A Hugo pareció sobresaltarle la pregunta.

—¡Oh!... Sí, desde luego —dijo—. Algunas veces se ponía algo difícil. Era necesario una gran paciencia para convivir con él. Afortunadamente, yo no le veía muy a menudo.

—¿Y él, le quería a usted?

—¡Si acaso, lo disimulaba muy bien! A decir verdad, más bien lamentaba mi existencia, por así decir.

—¿Cómo es eso, señor Trent?

—Pues verá; él no tenía hijos propios... y ello le pesaba en extremo. La familia era su locura. Creo que le amargaba el pensar que cuando muriera se extinguirían los Chevenix-Gore. Comprenda, su ascendencia alcanza hasta la Conquista normanda, y el Viejo era el último de todos ellos. Supongo que según su punto de vista debía ser una gran pena.

—¿Usted no comparte ese sentimiento?

Hugo se encogió de hombros.

—Toda esta clase de cosas me parecen pasadas de moda.

—¿Qué ocurrirá con la hacienda?

—No lo sé. Es posible que la herede yo. O tal vez se la deje a Ruth. Probablemente Vanda disfrutará de ella mientras viva.

—¿Su tío no declaró sus intenciones?

—Pues... él acariciaba cierto proyecto.

—¿Y cuál era?

—Que Ruth y yo nos casáramos.

—Eso sin duda hubiera sido muy conveniente.

—Convenentísimo. Pero Ruth... bueno, Ruth tiene una opinión muy personal de la vida. Es una mujer extremadamente atractiva y lo sabe. No tiene prisa por casarse y sentar la cabeza.

Poirot inclinóse hacia delante.

—¿Pero usted estaba dispuesto, señor Trent?

Hugo dijo con voz algo alterada:

—La verdad, no creo que hoy día tenga importancia con quién se casa uno. Es tan fácil divorciarse... Si la cosa no va bien, nada más sencillo que cortar por lo sano y volver a empezar.

Se abrió la puerta para dar paso a Forber y a un hombre alto de arrogante aspecto, que saludó a Trent.

—Hola, Hugo.
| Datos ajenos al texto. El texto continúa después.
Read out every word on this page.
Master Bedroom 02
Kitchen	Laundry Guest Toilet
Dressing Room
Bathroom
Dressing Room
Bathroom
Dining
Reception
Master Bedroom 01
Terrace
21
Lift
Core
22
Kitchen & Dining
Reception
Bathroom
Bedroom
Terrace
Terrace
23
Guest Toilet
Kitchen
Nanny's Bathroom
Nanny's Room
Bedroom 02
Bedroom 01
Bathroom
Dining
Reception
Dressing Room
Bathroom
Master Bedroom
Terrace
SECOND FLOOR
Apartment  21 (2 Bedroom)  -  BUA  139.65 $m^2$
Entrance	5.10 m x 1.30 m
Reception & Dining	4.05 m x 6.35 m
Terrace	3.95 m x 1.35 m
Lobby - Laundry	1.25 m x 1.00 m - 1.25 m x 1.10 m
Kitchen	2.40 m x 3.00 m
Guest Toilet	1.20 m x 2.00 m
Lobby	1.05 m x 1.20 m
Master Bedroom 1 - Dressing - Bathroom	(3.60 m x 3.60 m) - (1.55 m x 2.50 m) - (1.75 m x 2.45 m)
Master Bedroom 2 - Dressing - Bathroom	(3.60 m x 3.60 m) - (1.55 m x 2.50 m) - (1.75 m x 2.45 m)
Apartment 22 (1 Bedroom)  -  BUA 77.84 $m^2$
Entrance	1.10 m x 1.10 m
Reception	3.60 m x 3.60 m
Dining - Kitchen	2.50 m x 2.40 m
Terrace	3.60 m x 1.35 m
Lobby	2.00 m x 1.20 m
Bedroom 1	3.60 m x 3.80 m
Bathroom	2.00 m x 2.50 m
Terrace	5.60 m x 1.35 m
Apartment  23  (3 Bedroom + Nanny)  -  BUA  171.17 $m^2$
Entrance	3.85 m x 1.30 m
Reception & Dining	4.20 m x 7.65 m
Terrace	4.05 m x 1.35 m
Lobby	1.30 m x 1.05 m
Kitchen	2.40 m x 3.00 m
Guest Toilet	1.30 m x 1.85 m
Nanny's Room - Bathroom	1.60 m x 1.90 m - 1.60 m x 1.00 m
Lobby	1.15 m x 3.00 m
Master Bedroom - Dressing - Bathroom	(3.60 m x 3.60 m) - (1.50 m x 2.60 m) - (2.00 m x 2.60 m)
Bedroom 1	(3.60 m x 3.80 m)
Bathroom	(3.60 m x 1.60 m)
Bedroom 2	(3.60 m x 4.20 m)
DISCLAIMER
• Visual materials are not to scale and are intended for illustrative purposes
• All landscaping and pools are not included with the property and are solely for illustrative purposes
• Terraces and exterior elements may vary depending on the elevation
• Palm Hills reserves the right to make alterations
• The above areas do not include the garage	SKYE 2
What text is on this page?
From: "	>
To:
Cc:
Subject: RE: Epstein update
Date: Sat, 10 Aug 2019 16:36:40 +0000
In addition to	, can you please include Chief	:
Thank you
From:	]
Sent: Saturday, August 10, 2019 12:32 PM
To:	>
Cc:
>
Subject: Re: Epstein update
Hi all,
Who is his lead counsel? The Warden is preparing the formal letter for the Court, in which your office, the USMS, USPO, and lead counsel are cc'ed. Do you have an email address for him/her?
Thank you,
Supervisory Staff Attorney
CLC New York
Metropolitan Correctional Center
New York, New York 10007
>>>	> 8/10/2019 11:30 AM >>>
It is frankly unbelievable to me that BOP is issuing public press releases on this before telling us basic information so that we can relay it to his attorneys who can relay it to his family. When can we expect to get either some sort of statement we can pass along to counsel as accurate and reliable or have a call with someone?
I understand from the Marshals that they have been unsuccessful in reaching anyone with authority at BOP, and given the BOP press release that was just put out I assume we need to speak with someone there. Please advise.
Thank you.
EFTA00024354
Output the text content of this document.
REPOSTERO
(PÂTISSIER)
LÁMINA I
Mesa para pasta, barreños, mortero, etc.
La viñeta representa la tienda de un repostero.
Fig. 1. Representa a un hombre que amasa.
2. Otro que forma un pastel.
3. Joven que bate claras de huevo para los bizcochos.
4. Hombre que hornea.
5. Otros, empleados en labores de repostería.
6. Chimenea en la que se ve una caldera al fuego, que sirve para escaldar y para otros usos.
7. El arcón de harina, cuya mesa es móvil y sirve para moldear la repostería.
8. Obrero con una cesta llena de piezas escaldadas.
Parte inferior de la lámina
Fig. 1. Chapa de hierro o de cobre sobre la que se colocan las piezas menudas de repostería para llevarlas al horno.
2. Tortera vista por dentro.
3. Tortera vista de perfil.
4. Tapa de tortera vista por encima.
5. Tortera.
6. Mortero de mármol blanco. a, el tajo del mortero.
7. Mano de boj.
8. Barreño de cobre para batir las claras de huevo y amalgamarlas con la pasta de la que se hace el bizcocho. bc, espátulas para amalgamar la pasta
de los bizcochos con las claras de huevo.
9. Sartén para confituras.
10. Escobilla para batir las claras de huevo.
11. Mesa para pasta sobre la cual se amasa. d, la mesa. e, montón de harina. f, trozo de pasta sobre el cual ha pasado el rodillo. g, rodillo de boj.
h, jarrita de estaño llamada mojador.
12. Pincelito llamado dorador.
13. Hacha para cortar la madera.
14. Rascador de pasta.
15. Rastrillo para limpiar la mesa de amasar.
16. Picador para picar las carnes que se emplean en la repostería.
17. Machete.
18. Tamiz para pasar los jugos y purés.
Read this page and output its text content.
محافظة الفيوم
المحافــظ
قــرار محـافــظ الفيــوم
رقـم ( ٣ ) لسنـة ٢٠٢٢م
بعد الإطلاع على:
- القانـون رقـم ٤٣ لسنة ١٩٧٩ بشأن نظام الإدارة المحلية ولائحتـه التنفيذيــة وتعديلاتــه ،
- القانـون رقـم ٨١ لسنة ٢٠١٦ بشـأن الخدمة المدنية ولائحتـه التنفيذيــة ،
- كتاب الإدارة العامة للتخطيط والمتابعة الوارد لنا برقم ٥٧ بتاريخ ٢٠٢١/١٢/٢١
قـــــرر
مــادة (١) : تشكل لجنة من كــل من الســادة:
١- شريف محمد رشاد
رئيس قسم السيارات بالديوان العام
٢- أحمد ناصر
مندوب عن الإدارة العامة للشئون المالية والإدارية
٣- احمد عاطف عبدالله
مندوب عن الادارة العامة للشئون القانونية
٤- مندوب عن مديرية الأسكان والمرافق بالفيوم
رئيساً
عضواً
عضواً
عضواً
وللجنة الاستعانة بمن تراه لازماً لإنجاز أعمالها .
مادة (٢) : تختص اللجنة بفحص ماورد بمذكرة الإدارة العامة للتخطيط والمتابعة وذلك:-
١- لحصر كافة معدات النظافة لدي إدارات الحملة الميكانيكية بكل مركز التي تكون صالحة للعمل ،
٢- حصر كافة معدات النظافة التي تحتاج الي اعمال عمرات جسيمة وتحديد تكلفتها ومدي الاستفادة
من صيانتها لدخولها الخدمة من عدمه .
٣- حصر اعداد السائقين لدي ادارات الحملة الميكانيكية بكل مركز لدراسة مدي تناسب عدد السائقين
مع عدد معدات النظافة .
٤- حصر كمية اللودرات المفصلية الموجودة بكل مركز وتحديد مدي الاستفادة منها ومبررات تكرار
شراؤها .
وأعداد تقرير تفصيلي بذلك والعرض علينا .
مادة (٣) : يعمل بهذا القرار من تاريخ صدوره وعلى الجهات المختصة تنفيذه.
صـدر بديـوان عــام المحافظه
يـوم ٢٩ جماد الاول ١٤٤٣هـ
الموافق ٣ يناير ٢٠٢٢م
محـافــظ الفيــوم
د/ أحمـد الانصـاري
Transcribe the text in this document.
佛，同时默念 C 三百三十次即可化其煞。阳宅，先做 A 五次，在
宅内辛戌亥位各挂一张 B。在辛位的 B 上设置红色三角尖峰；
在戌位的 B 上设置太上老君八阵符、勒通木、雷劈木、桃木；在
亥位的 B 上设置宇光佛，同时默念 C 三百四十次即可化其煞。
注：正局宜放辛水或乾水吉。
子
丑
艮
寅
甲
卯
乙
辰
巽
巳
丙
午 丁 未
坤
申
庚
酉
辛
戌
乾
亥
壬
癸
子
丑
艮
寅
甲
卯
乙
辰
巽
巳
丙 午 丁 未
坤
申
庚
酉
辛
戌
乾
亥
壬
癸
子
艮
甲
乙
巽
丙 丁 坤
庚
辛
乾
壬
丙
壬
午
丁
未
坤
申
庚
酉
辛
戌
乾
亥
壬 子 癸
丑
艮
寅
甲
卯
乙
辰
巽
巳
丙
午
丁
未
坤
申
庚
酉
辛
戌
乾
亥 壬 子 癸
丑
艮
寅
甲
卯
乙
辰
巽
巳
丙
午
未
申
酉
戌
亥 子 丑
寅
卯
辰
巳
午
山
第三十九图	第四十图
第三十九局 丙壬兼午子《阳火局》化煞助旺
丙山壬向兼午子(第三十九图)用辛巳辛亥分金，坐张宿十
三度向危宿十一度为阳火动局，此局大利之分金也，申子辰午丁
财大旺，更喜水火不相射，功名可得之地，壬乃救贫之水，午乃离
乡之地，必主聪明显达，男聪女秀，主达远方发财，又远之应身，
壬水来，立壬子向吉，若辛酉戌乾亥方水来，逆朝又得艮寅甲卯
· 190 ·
Siento muchísimo lo ocurrido. Será muy duro para todos vosotros.

Hércules Poirot se adelantó.

—¿Cómo está usted, mayor Riddle? ¿No me recuerda?

—Sí, ya lo creo —el inspector jefe le estrechó la mano—. ¿De modo que estaba usted aquí?

En su voz había una nota reflexiva mientras miraba a Hércules Poirot con curiosidad.